Sin embargo, es el sistema de creencias a través del cual el agresor filtra la interpretación de su conducta el que va a determinar, significativamente, las probabilidades terapéuticas de modificar su conducta. El mecanismo de interpretación que se activa en el agresor para comprender su propia conducta ¬engranado con esquemas mentales de negación, minimización, racionalización o amnesia selectiva respecto a la violencia que ejerce¬ funciona para proteger su frágil autoestima, justificar su conducta y, sobre todo, construyendo una realidad paralela que lo exima de todo sentimiento de culpa, trasladando ésta bien a la víctima bien a circunstancias vitales o a otras personas.

El resultado es un agresor que se considera inocente del trato degradante e inhumano que inflige a la mujer, es decir, para él la violencia sintoniza bien con su sentido de la identidad (es egosintónica) y no le preocupa. No existen estudios que nos informen sobre qué proporción de maltratadores es egosintónica, aunque cabe sospechar que son una buena mayoría a la luz de las observaciones disponibles (en Estados Unidos, no llegan al 5 por ciento los agresores de mujeres que comparecen ante la Justicia y aceptan tratamiento psicológico voluntario). A este respecto, no es extraño que las escasas evaluaciones realizadas sobre programas de tratamiento de maltratadores, de esa ínfima proporción que se someten a psicoterapia, arrojen resultados que no superan el 40 por ciento de éxito en seguimientos a medio plazo.

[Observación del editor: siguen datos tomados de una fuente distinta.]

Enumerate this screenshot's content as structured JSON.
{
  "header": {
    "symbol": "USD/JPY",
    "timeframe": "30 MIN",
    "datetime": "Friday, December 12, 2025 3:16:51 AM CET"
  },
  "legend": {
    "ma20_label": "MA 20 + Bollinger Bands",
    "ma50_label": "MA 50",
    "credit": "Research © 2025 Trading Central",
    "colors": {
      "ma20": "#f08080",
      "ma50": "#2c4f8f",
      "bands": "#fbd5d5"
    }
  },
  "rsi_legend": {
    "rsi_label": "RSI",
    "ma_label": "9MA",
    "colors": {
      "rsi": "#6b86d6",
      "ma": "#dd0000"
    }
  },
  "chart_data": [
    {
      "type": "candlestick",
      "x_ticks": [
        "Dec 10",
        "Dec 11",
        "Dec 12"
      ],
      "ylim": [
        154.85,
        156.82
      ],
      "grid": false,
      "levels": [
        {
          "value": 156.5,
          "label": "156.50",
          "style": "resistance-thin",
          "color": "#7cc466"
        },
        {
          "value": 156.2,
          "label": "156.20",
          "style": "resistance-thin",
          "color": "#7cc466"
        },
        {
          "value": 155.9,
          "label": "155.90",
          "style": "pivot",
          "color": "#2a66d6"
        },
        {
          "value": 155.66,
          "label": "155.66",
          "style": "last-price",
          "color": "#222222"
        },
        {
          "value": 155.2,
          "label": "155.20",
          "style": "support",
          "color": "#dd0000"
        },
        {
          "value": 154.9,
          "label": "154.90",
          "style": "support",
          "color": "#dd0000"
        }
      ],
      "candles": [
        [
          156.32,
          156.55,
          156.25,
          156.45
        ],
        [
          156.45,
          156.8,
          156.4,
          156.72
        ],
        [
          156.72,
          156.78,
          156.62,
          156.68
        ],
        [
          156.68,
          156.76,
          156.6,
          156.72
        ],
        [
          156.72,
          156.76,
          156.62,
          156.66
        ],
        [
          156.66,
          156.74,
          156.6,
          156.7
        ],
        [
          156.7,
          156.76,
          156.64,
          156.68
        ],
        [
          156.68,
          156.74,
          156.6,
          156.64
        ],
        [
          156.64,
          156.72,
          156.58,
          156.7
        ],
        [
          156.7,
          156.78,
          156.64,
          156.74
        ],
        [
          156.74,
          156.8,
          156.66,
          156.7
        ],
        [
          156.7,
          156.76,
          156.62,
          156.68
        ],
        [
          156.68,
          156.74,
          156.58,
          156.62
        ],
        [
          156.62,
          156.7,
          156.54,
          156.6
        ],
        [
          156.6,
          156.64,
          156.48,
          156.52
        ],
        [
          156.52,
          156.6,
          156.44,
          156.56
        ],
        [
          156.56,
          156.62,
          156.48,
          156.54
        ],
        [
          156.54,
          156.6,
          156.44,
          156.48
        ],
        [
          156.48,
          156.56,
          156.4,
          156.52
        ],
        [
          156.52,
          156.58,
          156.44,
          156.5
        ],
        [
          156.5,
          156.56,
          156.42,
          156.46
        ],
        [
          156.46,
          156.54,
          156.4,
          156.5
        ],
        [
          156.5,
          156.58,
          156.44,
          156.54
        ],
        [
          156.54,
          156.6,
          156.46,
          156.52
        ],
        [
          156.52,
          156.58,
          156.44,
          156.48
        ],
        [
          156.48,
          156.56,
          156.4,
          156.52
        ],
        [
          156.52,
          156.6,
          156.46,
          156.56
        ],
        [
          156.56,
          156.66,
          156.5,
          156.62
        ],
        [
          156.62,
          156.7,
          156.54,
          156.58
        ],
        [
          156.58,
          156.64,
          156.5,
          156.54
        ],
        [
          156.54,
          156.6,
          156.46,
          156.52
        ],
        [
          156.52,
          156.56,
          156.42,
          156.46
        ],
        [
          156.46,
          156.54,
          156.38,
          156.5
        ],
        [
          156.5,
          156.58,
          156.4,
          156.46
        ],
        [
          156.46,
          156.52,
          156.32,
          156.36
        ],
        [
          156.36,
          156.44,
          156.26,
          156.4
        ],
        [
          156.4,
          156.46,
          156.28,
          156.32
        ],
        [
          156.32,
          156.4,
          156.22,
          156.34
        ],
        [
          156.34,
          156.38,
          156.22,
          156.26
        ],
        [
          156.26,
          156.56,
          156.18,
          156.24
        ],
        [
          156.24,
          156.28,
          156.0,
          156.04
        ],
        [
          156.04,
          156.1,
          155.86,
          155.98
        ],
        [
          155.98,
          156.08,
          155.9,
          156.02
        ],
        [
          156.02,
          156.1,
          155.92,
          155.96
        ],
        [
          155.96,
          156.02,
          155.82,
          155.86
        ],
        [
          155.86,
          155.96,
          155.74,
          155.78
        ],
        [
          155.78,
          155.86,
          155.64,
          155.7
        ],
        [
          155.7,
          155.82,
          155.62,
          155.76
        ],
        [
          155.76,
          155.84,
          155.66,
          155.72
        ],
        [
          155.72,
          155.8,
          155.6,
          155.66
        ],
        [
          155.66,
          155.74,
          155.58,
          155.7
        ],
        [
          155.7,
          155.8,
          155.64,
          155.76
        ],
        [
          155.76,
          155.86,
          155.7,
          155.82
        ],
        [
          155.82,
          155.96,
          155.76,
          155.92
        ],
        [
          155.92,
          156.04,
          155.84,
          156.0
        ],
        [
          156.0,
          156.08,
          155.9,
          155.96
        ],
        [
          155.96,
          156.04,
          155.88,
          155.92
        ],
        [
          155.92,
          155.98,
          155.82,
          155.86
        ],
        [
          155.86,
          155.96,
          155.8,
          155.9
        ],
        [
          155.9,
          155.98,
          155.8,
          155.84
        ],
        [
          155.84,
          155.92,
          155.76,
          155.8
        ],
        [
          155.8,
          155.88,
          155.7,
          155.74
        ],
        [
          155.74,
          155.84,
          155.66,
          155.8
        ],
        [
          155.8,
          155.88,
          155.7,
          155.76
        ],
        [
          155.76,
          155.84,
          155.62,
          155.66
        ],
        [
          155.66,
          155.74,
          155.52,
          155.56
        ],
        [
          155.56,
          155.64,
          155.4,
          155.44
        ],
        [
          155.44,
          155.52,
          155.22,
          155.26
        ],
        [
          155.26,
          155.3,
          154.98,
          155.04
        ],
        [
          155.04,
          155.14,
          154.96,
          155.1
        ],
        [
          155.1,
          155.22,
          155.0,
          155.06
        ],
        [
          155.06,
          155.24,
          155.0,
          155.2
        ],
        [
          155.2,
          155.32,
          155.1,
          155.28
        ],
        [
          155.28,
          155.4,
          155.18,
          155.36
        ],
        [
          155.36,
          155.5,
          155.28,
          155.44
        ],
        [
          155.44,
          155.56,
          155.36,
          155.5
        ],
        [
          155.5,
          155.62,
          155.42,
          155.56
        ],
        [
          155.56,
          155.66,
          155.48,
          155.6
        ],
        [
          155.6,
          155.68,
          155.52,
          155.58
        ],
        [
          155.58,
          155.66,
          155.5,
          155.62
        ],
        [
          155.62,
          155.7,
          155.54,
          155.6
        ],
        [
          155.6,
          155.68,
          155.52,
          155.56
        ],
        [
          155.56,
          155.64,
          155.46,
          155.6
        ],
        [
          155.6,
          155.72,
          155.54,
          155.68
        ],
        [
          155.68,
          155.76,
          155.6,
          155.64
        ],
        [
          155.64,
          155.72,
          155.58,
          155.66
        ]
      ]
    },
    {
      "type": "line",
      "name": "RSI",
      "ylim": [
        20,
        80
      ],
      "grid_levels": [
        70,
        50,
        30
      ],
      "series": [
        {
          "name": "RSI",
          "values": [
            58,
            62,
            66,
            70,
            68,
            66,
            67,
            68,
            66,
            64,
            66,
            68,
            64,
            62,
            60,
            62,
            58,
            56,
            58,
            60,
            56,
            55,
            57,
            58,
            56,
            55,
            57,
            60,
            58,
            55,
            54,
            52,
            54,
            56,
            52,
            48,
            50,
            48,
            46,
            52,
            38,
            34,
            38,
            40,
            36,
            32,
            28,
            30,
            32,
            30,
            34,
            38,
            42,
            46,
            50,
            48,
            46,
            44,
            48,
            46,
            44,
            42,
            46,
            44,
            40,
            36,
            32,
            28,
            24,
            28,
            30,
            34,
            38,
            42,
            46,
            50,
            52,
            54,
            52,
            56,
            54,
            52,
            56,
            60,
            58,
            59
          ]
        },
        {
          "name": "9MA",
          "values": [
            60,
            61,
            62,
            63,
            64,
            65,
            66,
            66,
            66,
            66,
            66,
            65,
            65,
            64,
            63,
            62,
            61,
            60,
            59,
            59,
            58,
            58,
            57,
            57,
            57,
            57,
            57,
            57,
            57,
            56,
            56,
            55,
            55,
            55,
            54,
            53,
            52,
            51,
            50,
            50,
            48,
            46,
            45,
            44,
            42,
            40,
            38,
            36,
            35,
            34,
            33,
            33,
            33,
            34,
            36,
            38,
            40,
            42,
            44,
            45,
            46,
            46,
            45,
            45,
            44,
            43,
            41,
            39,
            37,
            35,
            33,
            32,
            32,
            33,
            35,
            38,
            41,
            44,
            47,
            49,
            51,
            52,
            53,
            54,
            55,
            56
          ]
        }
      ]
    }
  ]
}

   En otro orden, desligar el programa de tratamiento del cumplimiento de la pena podría tener repercusiones negativas para la consecución del objetivo terapéutico en estos agresores egosintónicos. La alternativa de incorporarse a una terapia dejando en suspenso la condena, a la manera de lo que ya ocurre con toxicómanos que delinquen bajo determinadas circunstancias que no se dan en maltratadores (delito funcional para obtener droga, no habitualidad, desintoxicación final acreditada), transmitiría al agresor el doble mensaje negativo de victimización (él es la víctima, el enfermo) y de evitación del castigo por medio de una conducta instrumental (asistir al tratamiento). Si, como suele suceder, la peculiar estructura cognitiva de estos maltratadores autocomplacientes no se modifica, el resultado será la reproducción de las pautas de violencia en su siguiente relación «afectiva». Aparte políticas preventivas, una línea de solución pasaría por diseñar adecuadas y más potentes estrategias de reestructuración cognitiva personalizadas que desactiven los esquemas disfuncionales del agresor, e integrar psicológicamente la propia condena penal en el paquete terapéutico.